The scanner did an excellent job picking up the detail of the transmission, which in a perfect world, we'd like to retain. The software is very capable of doing this. However, based on our time line, and what we need to do with the scanned data (represent the spatial constraints of the OEM parts and mating them to the chassis/other components) it isn't necessary to use every detail of the scanned data in the transfer to a SolidWorks model. What I discovered we can do to represent the scanned data in a usable format and still represent the model as a solid recognizable by SolidWorks and able to be mated to other components is to capture the main features we need as a parametric solid with data that can be referenced and further edited (if necessary), and also represent the geometry as a surface all in one part.

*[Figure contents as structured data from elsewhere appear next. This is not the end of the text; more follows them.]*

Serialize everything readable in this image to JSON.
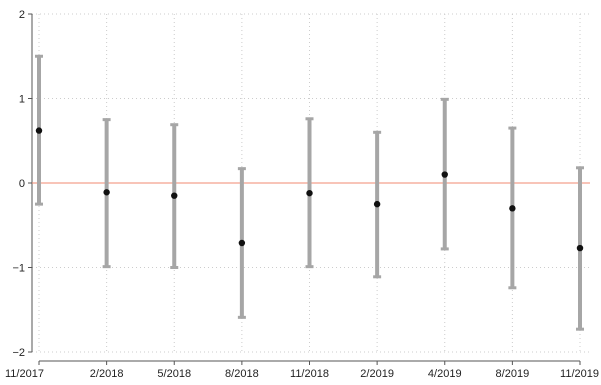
{
  "chart_data": {
    "type": "scatter",
    "title": "",
    "xlabel": "",
    "ylabel": "",
    "categories": [
      "11/2017",
      "2/2018",
      "5/2018",
      "8/2018",
      "11/2018",
      "2/2019",
      "4/2019",
      "8/2019",
      "11/2019"
    ],
    "estimates": [
      0.62,
      -0.11,
      -0.15,
      -0.71,
      -0.12,
      -0.25,
      0.1,
      -0.3,
      -0.77
    ],
    "ci_lower": [
      -0.25,
      -0.99,
      -1.0,
      -1.59,
      -0.99,
      -1.11,
      -0.78,
      -1.24,
      -1.73
    ],
    "ci_upper": [
      1.5,
      0.75,
      0.69,
      0.17,
      0.76,
      0.6,
      0.99,
      0.65,
      0.18
    ],
    "ylim": [
      -2.0,
      2.0
    ],
    "yticks": [
      -2,
      -1,
      0,
      1,
      2
    ],
    "ytick_labels": [
      "−2",
      "−1",
      "0",
      "1",
      "2"
    ],
    "reference_line": 0,
    "grid": true,
    "colors": {
      "error_bar": "#a6a6a6",
      "point": "#111111",
      "reference_line": "#f08a70",
      "grid": "#cccccc"
    }
  }
}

What this means is that we can turn the surface data and solid data on and off as needed without having to load two separate models into SolidWorks and toggle between the two of them and then have to figure out where the differences lie. This will be especially useful in areas where parts may have limited space between them and although the solid we create based on the scan may not capture all of the detail, we can turn the surface data - which is a direct representation of what the scanner picked up - on and off to check clearance. Using this method, we can create the bare minimum amount of data we need to load the part in SolidWorks and mate it to other parts, and represent the rest with a feature in RapidForm called "Auto Surface," which quickly models the regions as a surface model. Although it isn't always a clean surface (this depends on how much time you spend cleaning holes and imperfections in the scanned data), it usually does a good enough job to represent the outer extents of the parts, which is the main thing we need to have.
As we use the software more and more we will continue to find these types of attributes and how to tailor them to our needs to quickly and effectively develop prototypes.
Here it is in SolidWorks with the solid and the surface data shown at the same time. As you can see, the solid data provides a quick way to represent the general shape of the transmission and allows you to mate it to the engine, drive shaft etc. while the surface data can be used as a check to make sure the finer details of the transmission (which would take a fair amount of time to create) do not conflict with any parts that may be located near the transmission.